Lately, my colleague Gianpaolo and I have been talking to many SaaS startups and SaaS company wannabes. Our current verdict: single instance, multi-tenancy is still a black art that only selected few have been able to master.
Looking through the lens of an architect, architecting software as a service is an area sorely in need of better guidance. Of the companies I have spoken to, some have redelivered classic client-server applications using technology similar to terminal server so that they can expedite the time-to-market, only to run into scalability issues when the market demand for their software service takes off; some have chosen to put all their customers’ data in one database, with no upfront consideration for data performance and regulatory compliance issues; a few have attempted to solve per tenant data model extensions issues with many battle scars to prove apparent intractability of the perfect solution…
This is great. The above are all reasons why I have a day job…
I’ve been spending a lot of time looking into how my team can help lower the bar for software vendors to deliver software as a service. I’m a fan of SaaS, because I believe this software delivery mechanism changes the economics of the software industry in a way that allows online information and computing to be accessible to many more people in emerging markets such as India and China.
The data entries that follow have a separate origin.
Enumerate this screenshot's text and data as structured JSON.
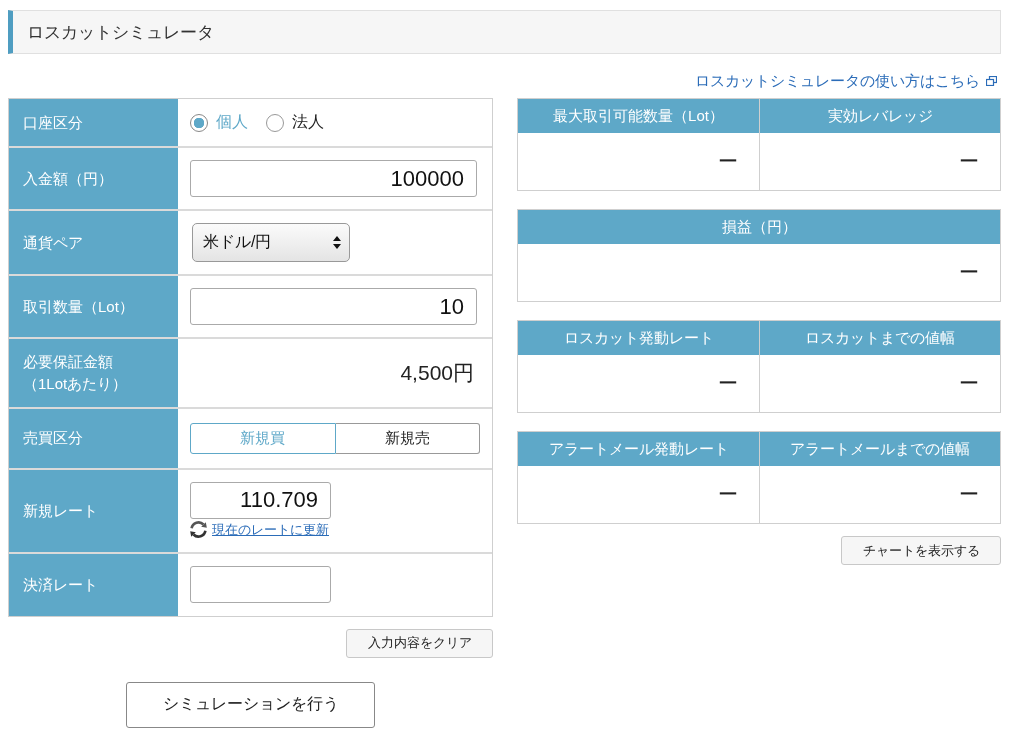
{
  "header": {
    "title": "ロスカットシミュレータ"
  },
  "help_link": {
    "label": "ロスカットシミュレータの使い方はこちら"
  },
  "form": {
    "rows": [
      {
        "kind": "radio",
        "label": "口座区分",
        "options": [
          {
            "label": "個人",
            "selected": true
          },
          {
            "label": "法人",
            "selected": false
          }
        ]
      },
      {
        "kind": "input",
        "label": "入金額（円）",
        "value": "100000"
      },
      {
        "kind": "select",
        "label": "通貨ペア",
        "value": "米ドル/円"
      },
      {
        "kind": "input",
        "label": "取引数量（Lot）",
        "value": "10"
      },
      {
        "kind": "static",
        "label": "必要保証金額（1Lotあたり）",
        "value": "4,500円"
      },
      {
        "kind": "toggle",
        "label": "売買区分",
        "options": [
          {
            "label": "新規買",
            "selected": true
          },
          {
            "label": "新規売",
            "selected": false
          }
        ]
      },
      {
        "kind": "rate",
        "label": "新規レート",
        "value": "110.709",
        "link": "現在のレートに更新"
      },
      {
        "kind": "rate",
        "label": "決済レート"
      }
    ],
    "clear_button": "入力内容をクリア"
  },
  "simulate_button": "シミュレーションを行う",
  "results": {
    "panels": [
      {
        "columns": [
          {
            "heading": "最大取引可能数量（Lot）",
            "value": "ー"
          },
          {
            "heading": "実効レバレッジ",
            "value": "ー"
          }
        ]
      },
      {
        "columns": [
          {
            "heading": "損益（円）",
            "value": "ー"
          }
        ]
      },
      {
        "columns": [
          {
            "heading": "ロスカット発動レート",
            "value": "ー"
          },
          {
            "heading": "ロスカットまでの値幅",
            "value": "ー"
          }
        ]
      },
      {
        "columns": [
          {
            "heading": "アラートメール発動レート",
            "value": "ー"
          },
          {
            "heading": "アラートメールまでの値幅",
            "value": "ー"
          }
        ]
      }
    ],
    "chart_button": "チャートを表示する"
  }
}
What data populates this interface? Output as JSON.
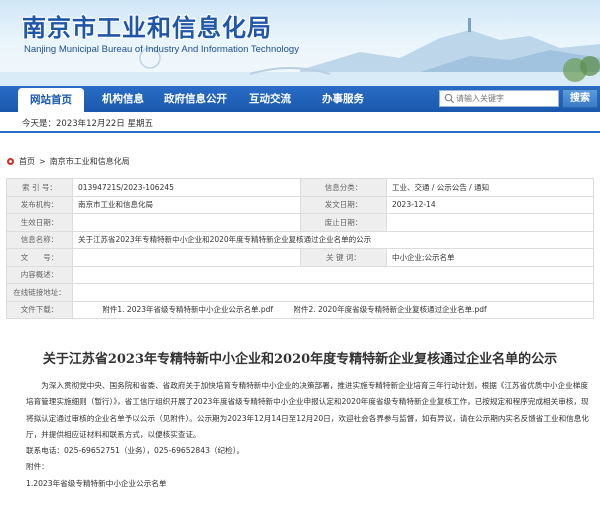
{
  "header": {
    "title": "南京市工业和信息化局",
    "subtitle": "Nanjing Municipal Bureau of Industry And Information Technology"
  },
  "nav": {
    "items": [
      "网站首页",
      "机构信息",
      "政府信息公开",
      "互动交流",
      "办事服务"
    ],
    "search_placeholder": "请输入关键字",
    "search_button": "搜索"
  },
  "date_text": "今天是：2023年12月22日  星期五",
  "breadcrumb": {
    "home": "首页",
    "current": "南京市工业和信息化局"
  },
  "info": {
    "labels": {
      "index": "索 引 号：",
      "category": "信息分类：",
      "issuer": "发布机构：",
      "pub_date": "发文日期：",
      "effective": "生效日期：",
      "expire": "废止日期：",
      "name": "信息名称：",
      "doc_no": "文　　号：",
      "keywords": "关 键 词：",
      "overview": "内容概述：",
      "basis": "在线链接地址：",
      "attachments": "文件下载："
    },
    "values": {
      "index": "01394721S/2023-106245",
      "category": "工业、交通 / 公示公告 / 通知",
      "issuer": "南京市工业和信息化局",
      "pub_date": "2023-12-14",
      "effective": "",
      "expire": "",
      "name": "关于江苏省2023年专精特新中小企业和2020年度专精特新企业复核通过企业名单的公示",
      "doc_no": "",
      "keywords": "中小企业;公示名单",
      "overview": "",
      "basis": ""
    },
    "attachments": [
      "附件1. 2023年省级专精特新中小企业公示名单.pdf",
      "附件2. 2020年度省级专精特新企业复核通过企业名单.pdf"
    ]
  },
  "article": {
    "title": "关于江苏省2023年专精特新中小企业和2020年度专精特新企业复核通过企业名单的公示",
    "paragraphs": [
      "为深入贯彻党中央、国务院和省委、省政府关于加快培育专精特新中小企业的决策部署，推进实施专精特新企业培育三年行动计划，根据《江苏省优质中小企业梯度培育管理实施细则（暂行）》，省工信厅组织开展了2023年度省级专精特新中小企业申报认定和2020年度省级专精特新企业复核工作，已按规定和程序完成相关审核，现将拟认定通过审核的企业名单予以公示（见附件）。公示期为2023年12月14日至12月20日，欢迎社会各界参与监督，如有异议，请在公示期内实名反馈省工业和信息化厅，并提供相应证材料和联系方式，以便核实查证。",
      "联系电话：025-69652751（业务），025-69652843（纪检）。",
      "附件：",
      "1.2023年省级专精特新中小企业公示名单"
    ]
  },
  "colors": {
    "brand_blue": "#1958ad",
    "title_blue": "#1f56a8"
  }
}
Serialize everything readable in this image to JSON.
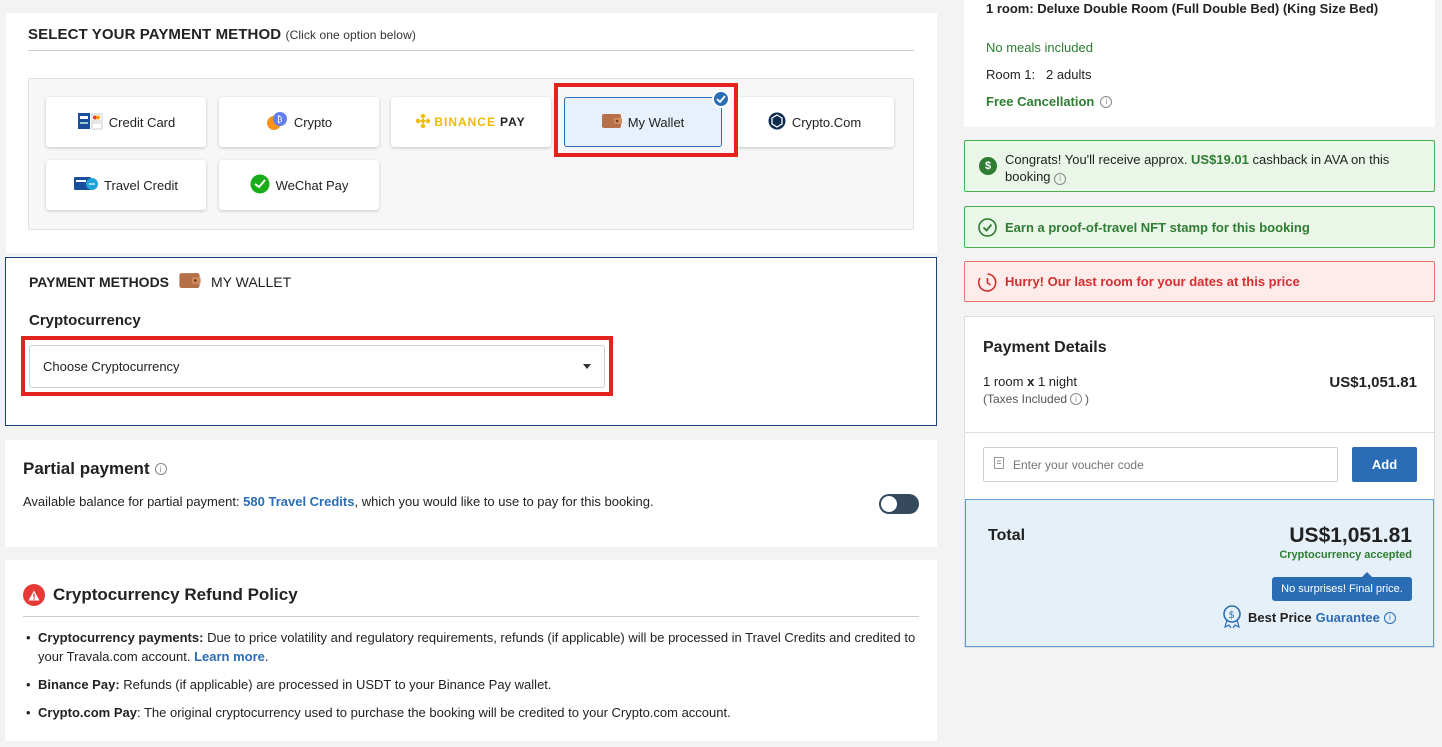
{
  "payment_select": {
    "title": "SELECT YOUR PAYMENT METHOD",
    "subtitle": "(Click one option below)",
    "options": [
      {
        "label": "Credit Card",
        "icon": "credit-card-icon"
      },
      {
        "label": "Crypto",
        "icon": "crypto-icon"
      },
      {
        "label_brand": "BINANCE",
        "label_rest": "PAY",
        "icon": "binance-icon"
      },
      {
        "label": "My Wallet",
        "icon": "wallet-icon",
        "selected": true
      },
      {
        "label": "Crypto.Com",
        "icon": "crypto-com-icon"
      },
      {
        "label": "Travel Credit",
        "icon": "travel-credit-icon"
      },
      {
        "label": "WeChat Pay",
        "icon": "wechat-icon"
      }
    ]
  },
  "payment_methods": {
    "heading": "PAYMENT METHODS",
    "method": "MY WALLET",
    "crypto_label": "Cryptocurrency",
    "crypto_select": "Choose Cryptocurrency"
  },
  "partial": {
    "title": "Partial payment",
    "text_before": "Available balance for partial payment: ",
    "balance": "580 Travel Credits",
    "text_after": ", which you would like to use to pay for this booking.",
    "toggle_on": false
  },
  "refund": {
    "title": "Cryptocurrency Refund Policy",
    "items": [
      {
        "bold": "Cryptocurrency payments:",
        "text": " Due to price volatility and regulatory requirements, refunds (if applicable) will be processed in Travel Credits and credited to your Travala.com account. ",
        "link": "Learn more",
        "end": "."
      },
      {
        "bold": "Binance Pay:",
        "text": " Refunds (if applicable) are processed in USDT to your Binance Pay wallet."
      },
      {
        "bold": "Crypto.com Pay",
        "text": ": The original cryptocurrency used to purchase the booking will be credited to your Crypto.com account."
      }
    ]
  },
  "room": {
    "title": "1 room: Deluxe Double Room (Full Double Bed) (King Size Bed)",
    "meals": "No meals included",
    "occupancy_label": "Room 1:",
    "occupancy": "2 adults",
    "cancellation": "Free Cancellation"
  },
  "banners": {
    "cashback_before": "Congrats! You'll receive approx. ",
    "cashback_amount": "US$19.01",
    "cashback_after": " cashback in AVA on this booking",
    "nft": "Earn a proof-of-travel NFT stamp for this booking",
    "hurry": "Hurry! Our last room for your dates at this price"
  },
  "details": {
    "title": "Payment Details",
    "rooms": "1 room",
    "x": "x",
    "nights": "1 night",
    "taxes": "(Taxes Included",
    "taxes_end": ")",
    "price": "US$1,051.81",
    "voucher_placeholder": "Enter your voucher code",
    "add": "Add",
    "total_label": "Total",
    "total": "US$1,051.81",
    "accepted": "Cryptocurrency accepted",
    "tooltip": "No surprises! Final price.",
    "best_price": "Best Price",
    "guarantee": "Guarantee"
  },
  "colors": {
    "accent_blue": "#2a6db5",
    "green": "#2e7d32",
    "red": "#d32f2f",
    "highlight": "#e4231f",
    "binance": "#f0b90b"
  }
}
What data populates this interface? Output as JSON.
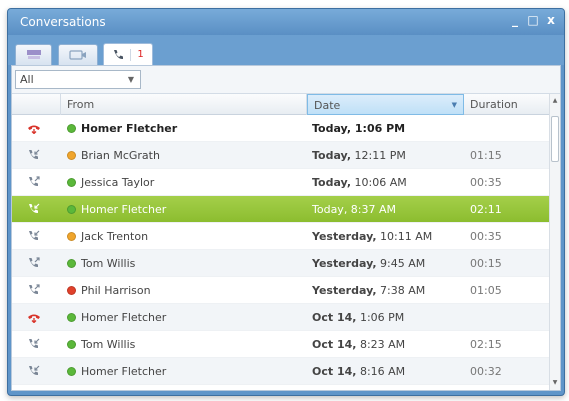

This is a topic that warrants a separate posting a different time. For now, I want to highlight what Microsoft is bringing to the table in terms of SaaS architecture guidance.
If I can try to summarize the key areas where architects should spend their time, it would be the following:
Scaling the application means maximizing concurrency and using application resources more efficiently – optimizing locking duration, statelessness, sharing pooled resources such as threads and network connections, caching reference data and partitioning large databases are examples of best practices for scaling applications to a large number of users.
The single-tenant data models of many existing on-premise applications constrain running application instance to only use operation and business data owned by a single organization. In a multi-tenant SaaS environment, this application instance and data ownership binding must be relaxed. For example, when a user from Acme is accessing customer information using a CRM application service, the application must be able to retrieve the customer data for Acme and not for any other companies. In order to enable multi-tenancy, the underlying application data model must be designed to accommodate flexibility for manipulating tenant specific data.
Many SaaS customers will want to customize the application services they subscribe to. Altering workflows, extending business documents, modifying business rules and customizing brands, logos and user interfaces are all within the plausible realms of application customizations. The challenge for the SaaS architect is to ensure that the task of customizing applications is simple and easy for the customers, yet at the same time, not incur extra manual development or operation costs for each customization. Expect meta-data to play a big part in SaaS solutions.
Of course, accomplishing these feats is no child’s (or the average architect (this may be an oxy-moron)) play – especially for existing applications that are client-server based and those that are miles away from being scalable, multi-tenant ready and customizable.
I don’t know about you, for me, all these thinking really beg the question - what would a book on SaaS architecture guidance look like? After an evening of cranking and a few iterations with fellow architects, I have scoped out the table of content of a potential bestseller:
2. Business Model
3. Application Architecture Overview
4. Scaling 101
5. Data Management
6. Tenant Management
Hybrid: e.g. federation for tenants and delegated admin for tenants' customers.
7. Tenant Customization
8. Application and Data Security
9. Programmable Software Services
10. Programmable Software Service Consumption
11. Instrumentation and Monitoring
12. Configuration Management
14. Infrastructure Security
15. Operation Structure
This book will not appear in a big bang. Instead, following the tradition of Microsoft CTP practice, you can expect to see partial but frequent releases of guidance papers from us. Also be prepared to see the chapters being revealed out of sequence.
I expect my future contributions to the guidance to be an exciting journey, with perhaps a happy destination to look forward to when the final chapter is pen. But for our SaaS ISVs, SaaS is truly a journey, with new challenges and solutions to deal with as they mature in each stage of their SaaS business model, application architecture and operational excellence.
Your SaaS journey can be exciting too – we invite you to walk with us when we open the chapter into this new era of software delivery.